Het Hof houdt thans, wederom voorlopig oordelend, vast aan deze in kort geding gegeven oordelen. Doordat de vordering wegens winstderving reeds strandt omdat het bestaan van de vordering in kort geding niet voldoende aannemelijk is (zie rov. 3.3), kan in het midden blijven of winstderving voor zover niet gecompenseerd door voornoemde halvering van de huurprijs geacht moet worden te vallen onder het ‘normaal maatschappelijk risico’ of ‘normaal bedrijfsrisico’ van Nuevo (vgl. Hofvonnis van 13 maart 2018, ECLI:NL:OGHACMB:2018:72,
Erven X. v. Land Aruba, en kortgedingvonnis Gerecht 24 december 2007, ECLI:NL:OGEANA:2007:1,
San Pedro Supermarket v. Eilandgebied Curaçao).
3.6.
De grieven 8-10, die op de afwijzing van Nuevo’s vorderingen betrekking hebben, falen.
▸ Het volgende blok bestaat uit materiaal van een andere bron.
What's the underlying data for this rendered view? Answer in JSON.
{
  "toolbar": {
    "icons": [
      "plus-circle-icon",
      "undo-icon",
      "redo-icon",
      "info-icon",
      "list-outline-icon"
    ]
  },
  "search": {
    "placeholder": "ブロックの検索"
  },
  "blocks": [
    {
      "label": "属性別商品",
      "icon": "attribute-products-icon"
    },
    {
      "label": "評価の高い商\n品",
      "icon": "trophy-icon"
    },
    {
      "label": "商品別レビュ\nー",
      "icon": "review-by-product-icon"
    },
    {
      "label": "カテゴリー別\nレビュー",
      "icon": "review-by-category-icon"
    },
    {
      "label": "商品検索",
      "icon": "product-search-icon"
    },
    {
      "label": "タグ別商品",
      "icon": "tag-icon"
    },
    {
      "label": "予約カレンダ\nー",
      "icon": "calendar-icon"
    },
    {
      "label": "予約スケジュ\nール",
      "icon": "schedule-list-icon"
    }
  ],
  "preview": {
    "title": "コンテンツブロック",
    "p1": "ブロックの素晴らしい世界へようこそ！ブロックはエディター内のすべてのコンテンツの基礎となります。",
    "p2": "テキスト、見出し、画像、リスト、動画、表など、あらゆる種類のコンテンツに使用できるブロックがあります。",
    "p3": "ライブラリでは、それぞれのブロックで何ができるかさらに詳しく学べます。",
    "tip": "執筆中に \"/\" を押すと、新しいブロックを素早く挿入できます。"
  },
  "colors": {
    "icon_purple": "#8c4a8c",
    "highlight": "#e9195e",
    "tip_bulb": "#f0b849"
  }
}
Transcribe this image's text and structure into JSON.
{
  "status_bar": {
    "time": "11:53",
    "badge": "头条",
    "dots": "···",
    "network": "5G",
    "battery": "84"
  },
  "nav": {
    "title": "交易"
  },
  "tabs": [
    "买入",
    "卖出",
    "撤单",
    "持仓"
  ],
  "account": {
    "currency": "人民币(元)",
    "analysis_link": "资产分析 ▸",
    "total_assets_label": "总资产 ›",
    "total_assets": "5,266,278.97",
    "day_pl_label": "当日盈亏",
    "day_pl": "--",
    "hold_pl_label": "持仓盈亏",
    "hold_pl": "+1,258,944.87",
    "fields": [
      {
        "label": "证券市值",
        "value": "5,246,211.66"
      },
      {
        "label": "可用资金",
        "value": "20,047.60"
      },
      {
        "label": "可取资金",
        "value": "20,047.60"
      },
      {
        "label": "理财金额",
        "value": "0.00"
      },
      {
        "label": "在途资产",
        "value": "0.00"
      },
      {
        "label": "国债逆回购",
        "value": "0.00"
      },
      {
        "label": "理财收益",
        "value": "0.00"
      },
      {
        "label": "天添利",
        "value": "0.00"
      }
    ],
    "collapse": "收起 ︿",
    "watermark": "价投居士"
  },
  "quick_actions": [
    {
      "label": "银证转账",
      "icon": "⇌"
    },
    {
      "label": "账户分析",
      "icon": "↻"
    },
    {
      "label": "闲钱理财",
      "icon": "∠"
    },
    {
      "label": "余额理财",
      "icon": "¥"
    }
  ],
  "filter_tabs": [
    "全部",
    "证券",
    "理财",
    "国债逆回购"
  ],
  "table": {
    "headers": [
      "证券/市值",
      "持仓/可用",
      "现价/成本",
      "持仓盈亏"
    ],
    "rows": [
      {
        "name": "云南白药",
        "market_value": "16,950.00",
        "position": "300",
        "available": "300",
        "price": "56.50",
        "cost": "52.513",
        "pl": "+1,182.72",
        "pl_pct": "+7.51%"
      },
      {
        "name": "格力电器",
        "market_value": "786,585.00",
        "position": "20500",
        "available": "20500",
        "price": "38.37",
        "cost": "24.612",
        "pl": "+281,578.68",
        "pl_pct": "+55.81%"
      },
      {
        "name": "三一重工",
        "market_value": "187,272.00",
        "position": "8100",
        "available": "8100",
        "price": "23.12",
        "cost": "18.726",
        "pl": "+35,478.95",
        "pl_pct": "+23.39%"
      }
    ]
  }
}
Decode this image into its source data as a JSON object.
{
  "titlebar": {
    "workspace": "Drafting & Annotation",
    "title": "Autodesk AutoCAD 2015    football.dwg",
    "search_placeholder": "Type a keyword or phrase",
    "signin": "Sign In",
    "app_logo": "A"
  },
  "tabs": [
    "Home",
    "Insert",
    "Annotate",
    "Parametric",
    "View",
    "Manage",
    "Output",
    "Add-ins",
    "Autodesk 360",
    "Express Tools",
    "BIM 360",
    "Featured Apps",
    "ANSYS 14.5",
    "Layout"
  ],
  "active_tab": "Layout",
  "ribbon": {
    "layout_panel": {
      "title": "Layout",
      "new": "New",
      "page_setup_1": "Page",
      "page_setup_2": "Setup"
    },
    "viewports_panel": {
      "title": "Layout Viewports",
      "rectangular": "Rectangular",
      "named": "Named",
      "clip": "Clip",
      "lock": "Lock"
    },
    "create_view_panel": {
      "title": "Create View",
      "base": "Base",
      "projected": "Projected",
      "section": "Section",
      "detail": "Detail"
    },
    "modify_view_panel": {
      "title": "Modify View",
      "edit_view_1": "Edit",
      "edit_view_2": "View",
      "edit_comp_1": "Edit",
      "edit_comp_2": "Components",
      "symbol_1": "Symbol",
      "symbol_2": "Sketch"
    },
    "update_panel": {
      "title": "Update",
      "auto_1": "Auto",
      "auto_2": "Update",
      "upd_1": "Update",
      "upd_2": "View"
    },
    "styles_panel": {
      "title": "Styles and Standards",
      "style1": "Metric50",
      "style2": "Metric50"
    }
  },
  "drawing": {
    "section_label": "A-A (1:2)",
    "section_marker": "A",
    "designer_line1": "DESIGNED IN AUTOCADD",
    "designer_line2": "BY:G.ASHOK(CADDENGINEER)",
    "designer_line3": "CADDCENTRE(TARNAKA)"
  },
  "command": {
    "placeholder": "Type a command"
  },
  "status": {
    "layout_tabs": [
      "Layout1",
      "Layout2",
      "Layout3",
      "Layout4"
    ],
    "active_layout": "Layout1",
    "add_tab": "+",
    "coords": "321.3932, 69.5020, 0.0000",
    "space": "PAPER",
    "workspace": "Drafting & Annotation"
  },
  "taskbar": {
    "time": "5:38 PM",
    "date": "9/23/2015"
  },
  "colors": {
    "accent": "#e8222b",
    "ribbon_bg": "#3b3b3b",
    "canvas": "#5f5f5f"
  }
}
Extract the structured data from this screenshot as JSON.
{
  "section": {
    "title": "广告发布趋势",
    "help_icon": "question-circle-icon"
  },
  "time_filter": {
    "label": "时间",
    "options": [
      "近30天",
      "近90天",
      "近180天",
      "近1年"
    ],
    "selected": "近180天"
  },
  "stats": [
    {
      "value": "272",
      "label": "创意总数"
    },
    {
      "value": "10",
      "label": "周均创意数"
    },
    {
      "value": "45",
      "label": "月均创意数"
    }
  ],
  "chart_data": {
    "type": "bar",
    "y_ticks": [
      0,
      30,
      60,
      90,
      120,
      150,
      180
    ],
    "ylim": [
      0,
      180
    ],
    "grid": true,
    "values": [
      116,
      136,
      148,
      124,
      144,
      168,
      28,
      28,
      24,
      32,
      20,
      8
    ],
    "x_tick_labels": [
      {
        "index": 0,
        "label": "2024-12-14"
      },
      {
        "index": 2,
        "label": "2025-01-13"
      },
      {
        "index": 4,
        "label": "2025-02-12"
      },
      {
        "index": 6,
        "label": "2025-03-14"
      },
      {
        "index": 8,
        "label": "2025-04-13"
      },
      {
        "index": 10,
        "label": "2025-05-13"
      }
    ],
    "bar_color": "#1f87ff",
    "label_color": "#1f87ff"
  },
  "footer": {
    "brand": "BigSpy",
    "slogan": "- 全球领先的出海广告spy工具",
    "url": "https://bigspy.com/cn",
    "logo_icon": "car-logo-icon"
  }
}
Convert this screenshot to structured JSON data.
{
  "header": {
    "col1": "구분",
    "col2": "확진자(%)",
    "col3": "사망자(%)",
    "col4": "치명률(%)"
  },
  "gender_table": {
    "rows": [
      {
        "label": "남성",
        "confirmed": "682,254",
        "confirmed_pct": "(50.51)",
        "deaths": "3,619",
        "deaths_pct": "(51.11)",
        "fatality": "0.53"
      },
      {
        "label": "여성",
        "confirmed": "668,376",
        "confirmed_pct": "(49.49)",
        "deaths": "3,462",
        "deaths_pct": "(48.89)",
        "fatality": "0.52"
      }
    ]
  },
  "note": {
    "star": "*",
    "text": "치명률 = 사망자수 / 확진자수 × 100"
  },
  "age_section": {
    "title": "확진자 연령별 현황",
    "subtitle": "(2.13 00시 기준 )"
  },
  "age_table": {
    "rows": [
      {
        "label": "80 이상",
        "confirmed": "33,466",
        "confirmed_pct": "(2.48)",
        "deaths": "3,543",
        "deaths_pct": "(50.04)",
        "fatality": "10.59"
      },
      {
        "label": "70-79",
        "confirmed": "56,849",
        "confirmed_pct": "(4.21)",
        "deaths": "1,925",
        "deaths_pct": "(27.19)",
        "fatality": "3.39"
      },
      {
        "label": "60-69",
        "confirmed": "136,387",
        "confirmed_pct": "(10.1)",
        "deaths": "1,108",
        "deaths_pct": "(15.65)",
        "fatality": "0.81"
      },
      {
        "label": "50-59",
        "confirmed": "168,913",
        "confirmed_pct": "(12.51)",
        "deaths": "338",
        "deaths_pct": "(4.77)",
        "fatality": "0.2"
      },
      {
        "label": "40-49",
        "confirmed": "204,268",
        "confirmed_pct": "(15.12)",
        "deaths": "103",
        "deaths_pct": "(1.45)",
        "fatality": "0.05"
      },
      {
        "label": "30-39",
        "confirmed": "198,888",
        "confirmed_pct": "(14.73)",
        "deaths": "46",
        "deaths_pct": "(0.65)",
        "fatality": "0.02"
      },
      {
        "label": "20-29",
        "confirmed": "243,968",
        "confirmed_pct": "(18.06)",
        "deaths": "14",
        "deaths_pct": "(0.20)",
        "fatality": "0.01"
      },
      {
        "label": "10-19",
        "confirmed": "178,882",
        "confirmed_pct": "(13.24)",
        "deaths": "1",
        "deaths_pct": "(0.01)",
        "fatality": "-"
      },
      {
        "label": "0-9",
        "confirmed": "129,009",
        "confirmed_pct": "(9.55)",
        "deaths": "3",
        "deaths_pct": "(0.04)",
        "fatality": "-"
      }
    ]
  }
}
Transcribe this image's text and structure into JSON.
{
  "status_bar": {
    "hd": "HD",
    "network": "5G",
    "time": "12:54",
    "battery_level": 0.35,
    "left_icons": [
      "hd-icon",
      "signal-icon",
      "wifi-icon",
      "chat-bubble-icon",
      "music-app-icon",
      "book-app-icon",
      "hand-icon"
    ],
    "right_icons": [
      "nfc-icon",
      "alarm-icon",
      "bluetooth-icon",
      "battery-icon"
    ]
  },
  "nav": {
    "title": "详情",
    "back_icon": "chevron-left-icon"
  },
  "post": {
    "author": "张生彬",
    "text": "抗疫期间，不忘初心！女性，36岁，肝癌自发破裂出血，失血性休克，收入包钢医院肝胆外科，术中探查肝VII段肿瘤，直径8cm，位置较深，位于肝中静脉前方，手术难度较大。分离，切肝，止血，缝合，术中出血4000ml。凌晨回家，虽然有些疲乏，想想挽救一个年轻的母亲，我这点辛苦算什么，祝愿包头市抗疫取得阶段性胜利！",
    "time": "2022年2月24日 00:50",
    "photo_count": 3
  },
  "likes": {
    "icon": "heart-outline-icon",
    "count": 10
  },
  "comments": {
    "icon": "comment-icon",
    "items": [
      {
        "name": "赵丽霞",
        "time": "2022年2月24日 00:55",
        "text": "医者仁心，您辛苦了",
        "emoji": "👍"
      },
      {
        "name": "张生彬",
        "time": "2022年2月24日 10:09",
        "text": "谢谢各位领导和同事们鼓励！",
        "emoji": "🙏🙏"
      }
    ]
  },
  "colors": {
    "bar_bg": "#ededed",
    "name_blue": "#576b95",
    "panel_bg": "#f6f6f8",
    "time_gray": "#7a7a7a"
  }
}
Gelet hierop heeft Nuevo bij de grieven 1-7, die op de feitenvaststelling door het Gerecht betrekking hebben, geen belang. Grief 11 heeft geen zelfstandige betekenis.
3.7.
Uit het voorgaande volgt dat het bestreden vonnis moet worden bevestigd. Nuevo dient de kosten van het hoger beroep te dragen (tarief 9).
Beslissing
Het Hof bevestigt het bestreden vonnis en veroordeelt Nuevo in de kosten van het hoger beroep aan de zijde van het Land gevallen en tot op heden begroot op NAf 21.000,- aan gemachtigdensalaris en NAf 315,73 aan verschotten.
Dit vonnis is gewezen door mrs. M.W. Scholte, F.W.J. Meijer en J. de Boer, leden van het Hof en uitgesproken ter openbare terechtzitting van 23 juni 2020 in Curaçao, in tegenwoordigheid van de griffier.